Karl Kautsky’s writings between 1902 and 1909 strongly influenced Vladimir Lenin’s perspective. Lenin regarded the Basel Manifesto as the practical expression of this vision and as a summary of revolutionary Social Democracy’s message. The scenario outlined by Kautsky and the commitments of the Basel Manifesto became integral parts of the Bolshevik outlook before and during the First World War, shaping Lenin's insistence on continuity with the pre-war consensus of revolutionary Marxism. Lenin's close collaborator Grigory Zinoviev later emphasized that the Basel Manifesto explicitly rejected any notion of “defensive war” or “defending the fatherland,” instead calling for civil war and revolutionary struggle in the event of conflict. He described it as “better than Stuttgart” and “a slap in the face” to the wartime stance of the Second International's leadership.
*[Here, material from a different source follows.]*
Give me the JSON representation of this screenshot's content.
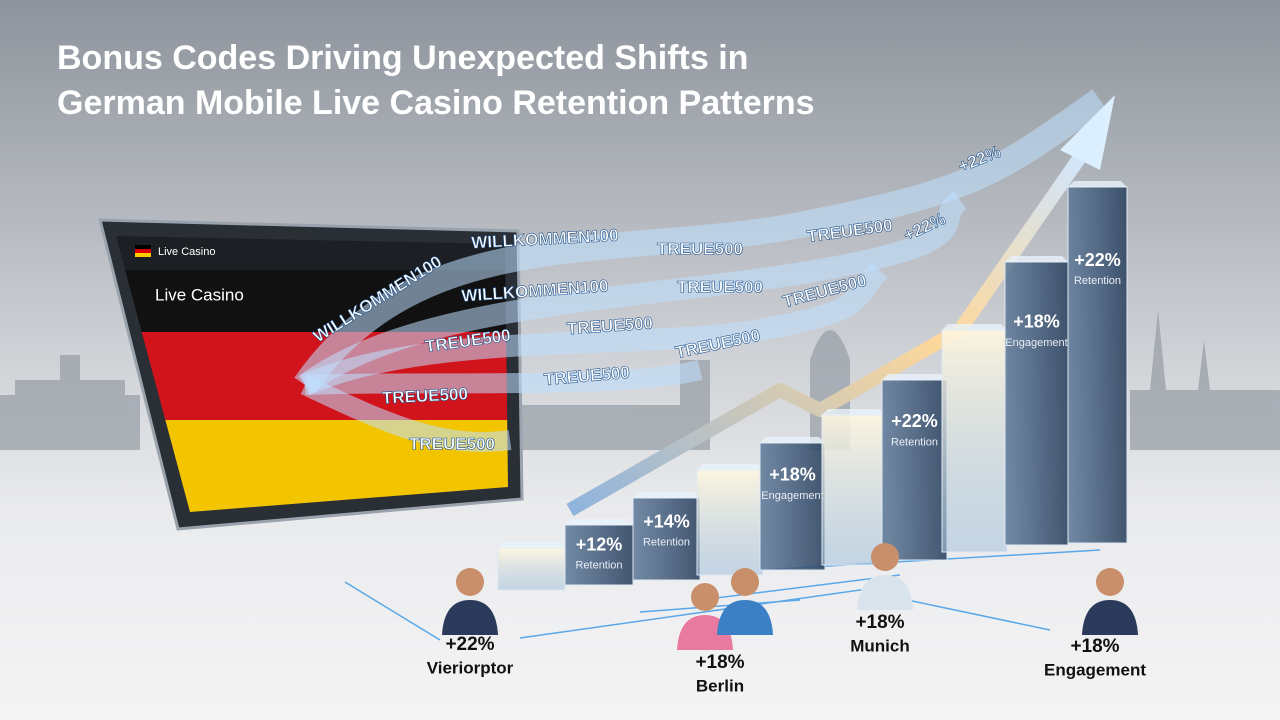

The Bolshevik Party in particular remained faithful to the resolutions of the Second International. In the Duma, Bolshevik deputy Aleksei Badayev declared that the working class would “oppose the war with all its force” and recalled that the Basel manifesto had bound socialists to wage a determined struggle against imperialist conflict. He proclaimed the Bolshevik slogan of “war against war,” pledging that every member of their fraction would resist the war by all means available.

== Legacy ==
The Basel Manifesto became a foundational text for revolutionary communist theory, with Lenin repeatedly citing it in works like "Opportunism, and the Collapse of the Second International" (1915) as representing "the fullest, most precise, and solemn expression of socialist views on war and on the tactics of socialists in regard to war". Lenin used the manifesto to expose the "hypocritical pretentions" of socialist leaders who supported World War I, reminding readers of "the solemn promises that the leaders of the 2nd International had made at the Congress of Basel in 1912 to oppose, not just war in general but this particular imperialist war".